A method to fabricate thinned Si-chips with C4 balls is to use the 3M Wafer Support System for ultra thin wafer backgrinding. In this approach a wafer is adhered onto a glass handler wafer, which is larger than the Si-wafer, using UV curable liquid adhesive with thermal stability of about 200° C. The Si-wafer (without through vias) is thinned and mounted onto the dicing tape on a frame. The adhesive—glass wafer interface is ablated using laser radiation followed by whole glass wafer removal off the adhesive backed thinned Si-wafer. The residual UV resin film is peeled off the thinned, bumped Si-wafer which is left on the framed dicing tape for chip singulation. After singulation the chips are joined to a substrate as is well known in the art. Chip pick and place operation will set limits to the thickness of the thinned Si-chip, which is likely to about 150 μm-200 μm to avoid chip fracture during handling and chip joining.
This type of method is used without the C4-balls to join thinned full wafers to each other in the 3D-packaging approach.
In these approaches the glass wafer is larger than the Si-wafer itself. This makes it impossible to do further CMOS BEOL processing on the Si-wafer post lamination to the glass handler wafer, as most of the standard CMOS tooling cannot handle the larger size.

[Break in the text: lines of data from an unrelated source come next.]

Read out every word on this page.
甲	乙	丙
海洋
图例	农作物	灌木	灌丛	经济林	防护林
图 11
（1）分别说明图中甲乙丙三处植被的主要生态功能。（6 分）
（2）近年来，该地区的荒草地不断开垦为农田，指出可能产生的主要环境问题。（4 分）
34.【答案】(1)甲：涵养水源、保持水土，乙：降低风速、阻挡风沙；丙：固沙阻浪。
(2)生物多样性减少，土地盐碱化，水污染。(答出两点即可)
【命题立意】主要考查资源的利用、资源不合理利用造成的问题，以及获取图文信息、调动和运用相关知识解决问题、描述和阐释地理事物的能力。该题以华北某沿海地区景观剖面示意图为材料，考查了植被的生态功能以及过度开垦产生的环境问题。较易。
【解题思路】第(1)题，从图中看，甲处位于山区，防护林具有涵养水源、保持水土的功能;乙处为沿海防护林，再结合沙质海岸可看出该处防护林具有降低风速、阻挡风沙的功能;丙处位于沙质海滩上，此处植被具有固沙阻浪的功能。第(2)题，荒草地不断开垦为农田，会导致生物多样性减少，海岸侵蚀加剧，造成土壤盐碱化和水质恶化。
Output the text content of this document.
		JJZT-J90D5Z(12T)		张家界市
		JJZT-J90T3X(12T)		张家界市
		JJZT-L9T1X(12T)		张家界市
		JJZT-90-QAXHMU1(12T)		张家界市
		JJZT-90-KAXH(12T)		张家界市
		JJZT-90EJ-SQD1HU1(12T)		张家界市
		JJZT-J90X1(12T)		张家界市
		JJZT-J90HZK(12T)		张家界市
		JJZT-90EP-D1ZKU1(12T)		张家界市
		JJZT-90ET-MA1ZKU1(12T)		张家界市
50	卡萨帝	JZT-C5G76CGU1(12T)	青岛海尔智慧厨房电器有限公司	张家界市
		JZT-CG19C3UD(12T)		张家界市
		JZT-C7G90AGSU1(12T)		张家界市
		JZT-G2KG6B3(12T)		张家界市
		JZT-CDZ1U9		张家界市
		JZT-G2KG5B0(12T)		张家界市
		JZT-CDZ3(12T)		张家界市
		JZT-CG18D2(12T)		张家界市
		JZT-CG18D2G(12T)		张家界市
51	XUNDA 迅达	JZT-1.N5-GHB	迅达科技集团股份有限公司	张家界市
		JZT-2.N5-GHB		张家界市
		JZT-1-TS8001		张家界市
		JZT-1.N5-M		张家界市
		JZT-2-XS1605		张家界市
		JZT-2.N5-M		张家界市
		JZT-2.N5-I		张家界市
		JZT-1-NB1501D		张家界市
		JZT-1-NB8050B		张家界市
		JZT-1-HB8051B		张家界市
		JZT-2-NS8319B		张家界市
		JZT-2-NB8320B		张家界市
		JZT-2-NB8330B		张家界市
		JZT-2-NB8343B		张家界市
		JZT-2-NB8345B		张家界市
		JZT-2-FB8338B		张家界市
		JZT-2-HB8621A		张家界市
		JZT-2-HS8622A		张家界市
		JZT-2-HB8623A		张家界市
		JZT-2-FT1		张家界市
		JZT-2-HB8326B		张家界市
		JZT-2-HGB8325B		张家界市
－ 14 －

It should also be noted that in the advanced applications, such as the Si-carrier application, the carrier dimensions can be several centimeters per side (i.e. significantly larger than a standard Si-chip). The size combined with the Si-thickness down to the BEOL thickness will make it impossible to pick these carriers off the dicing tape and flip-chip join them without damage to the carrier. Thus the existing methods are not applicable for the processing or flip-chip joining of the large, thin Si-carriers.